Groups at the rally included members of the Triangle People's Assembly, Workers World Party, Industrial Workers of the World, Democratic Socialists of America and the anti-fascist movement, the Herald Sun reported.
"Charlottesville and racist monuments across the country are the result of centuries of white supremacy," Alissa Ellis, a member of Workers World Party Durham branch that was a participant in the Charlottesville protests, told the Herald Sun. Her group mobilised members on Facebook to attend the Durham event.
Protesters have targeted the Durham monument before. The statue was spray-painted with a message reading "Black lives matter" in 2015.
At the weekend, white nationalists, neo-Nazis and Ku Klux Klan members clashed with protesters at the University of Virginia in Charlottesville.
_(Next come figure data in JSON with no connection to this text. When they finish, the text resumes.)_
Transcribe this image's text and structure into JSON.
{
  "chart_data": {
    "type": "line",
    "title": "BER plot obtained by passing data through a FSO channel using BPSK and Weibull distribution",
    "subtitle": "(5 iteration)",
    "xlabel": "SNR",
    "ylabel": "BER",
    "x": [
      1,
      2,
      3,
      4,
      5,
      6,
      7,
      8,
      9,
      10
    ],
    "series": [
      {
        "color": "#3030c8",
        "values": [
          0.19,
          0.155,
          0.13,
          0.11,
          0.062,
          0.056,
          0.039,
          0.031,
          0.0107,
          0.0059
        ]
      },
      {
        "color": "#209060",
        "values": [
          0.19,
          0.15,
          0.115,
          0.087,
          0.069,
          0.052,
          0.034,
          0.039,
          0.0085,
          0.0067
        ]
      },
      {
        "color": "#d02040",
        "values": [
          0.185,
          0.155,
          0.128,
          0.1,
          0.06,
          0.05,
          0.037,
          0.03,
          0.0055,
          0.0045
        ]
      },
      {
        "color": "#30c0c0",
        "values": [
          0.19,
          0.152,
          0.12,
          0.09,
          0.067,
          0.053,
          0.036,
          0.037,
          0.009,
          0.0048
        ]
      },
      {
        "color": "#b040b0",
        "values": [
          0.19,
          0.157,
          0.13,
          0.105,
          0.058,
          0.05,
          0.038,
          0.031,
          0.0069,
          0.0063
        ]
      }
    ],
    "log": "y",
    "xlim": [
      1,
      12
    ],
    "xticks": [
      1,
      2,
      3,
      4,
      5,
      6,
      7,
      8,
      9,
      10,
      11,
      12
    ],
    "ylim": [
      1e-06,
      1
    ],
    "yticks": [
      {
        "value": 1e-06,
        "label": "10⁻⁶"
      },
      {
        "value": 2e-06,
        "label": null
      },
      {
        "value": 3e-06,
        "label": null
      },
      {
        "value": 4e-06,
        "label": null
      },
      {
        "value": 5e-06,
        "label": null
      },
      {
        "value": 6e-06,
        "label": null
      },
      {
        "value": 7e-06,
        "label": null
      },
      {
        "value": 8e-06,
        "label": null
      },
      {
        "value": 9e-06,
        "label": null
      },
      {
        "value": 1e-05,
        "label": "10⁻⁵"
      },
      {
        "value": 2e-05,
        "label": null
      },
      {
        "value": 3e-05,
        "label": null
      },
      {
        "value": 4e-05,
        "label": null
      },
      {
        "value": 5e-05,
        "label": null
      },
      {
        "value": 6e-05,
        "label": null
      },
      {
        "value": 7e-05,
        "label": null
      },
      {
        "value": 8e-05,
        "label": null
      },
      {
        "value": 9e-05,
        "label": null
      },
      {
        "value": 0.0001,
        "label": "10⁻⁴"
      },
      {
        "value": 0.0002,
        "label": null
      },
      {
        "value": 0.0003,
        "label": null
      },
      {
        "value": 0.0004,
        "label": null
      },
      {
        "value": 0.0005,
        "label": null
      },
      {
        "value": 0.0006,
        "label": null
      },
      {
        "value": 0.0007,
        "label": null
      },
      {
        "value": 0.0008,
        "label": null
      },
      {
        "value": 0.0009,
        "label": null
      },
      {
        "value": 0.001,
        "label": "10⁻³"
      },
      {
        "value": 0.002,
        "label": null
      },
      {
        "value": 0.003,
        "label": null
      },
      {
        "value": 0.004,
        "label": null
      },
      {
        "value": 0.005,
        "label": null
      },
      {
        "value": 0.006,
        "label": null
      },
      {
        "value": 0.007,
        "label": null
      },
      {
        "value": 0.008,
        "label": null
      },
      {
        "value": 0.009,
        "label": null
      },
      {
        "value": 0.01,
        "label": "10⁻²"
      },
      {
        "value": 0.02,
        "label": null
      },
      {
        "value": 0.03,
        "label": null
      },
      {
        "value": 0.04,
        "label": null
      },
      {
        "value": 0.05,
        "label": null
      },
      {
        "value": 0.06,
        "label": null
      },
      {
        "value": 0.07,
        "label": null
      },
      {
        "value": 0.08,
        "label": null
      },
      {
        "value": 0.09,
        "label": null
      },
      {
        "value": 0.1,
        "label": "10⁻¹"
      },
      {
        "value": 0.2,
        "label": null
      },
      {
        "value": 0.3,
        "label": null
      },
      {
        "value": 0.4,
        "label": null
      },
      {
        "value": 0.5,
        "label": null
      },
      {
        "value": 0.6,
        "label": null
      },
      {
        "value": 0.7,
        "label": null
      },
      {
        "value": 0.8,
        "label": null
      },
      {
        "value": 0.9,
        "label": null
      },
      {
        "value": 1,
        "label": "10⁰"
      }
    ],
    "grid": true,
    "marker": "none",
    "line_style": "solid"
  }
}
The fringe groups gathered to protest the removal of a statue of Confederate Gen. Robert E. Lee.
Virginia Governor Terry McAuliffe said at a news conference on Sunday that he had a message for "all the white supremacists and the Nazis who came into Charlottesville today: Go home. You are not wanted in this great commonwealth".
During the rally, a car ploughed into the crowd, killing Heather Heyer, 32, and injuring 19 others. James Alex Fields, 20, the alleged driver of the vehicle, has been charged with murder, hit and run, and three counts of malicious wounding. A former teacher described Fields as a Nazi sympathiser.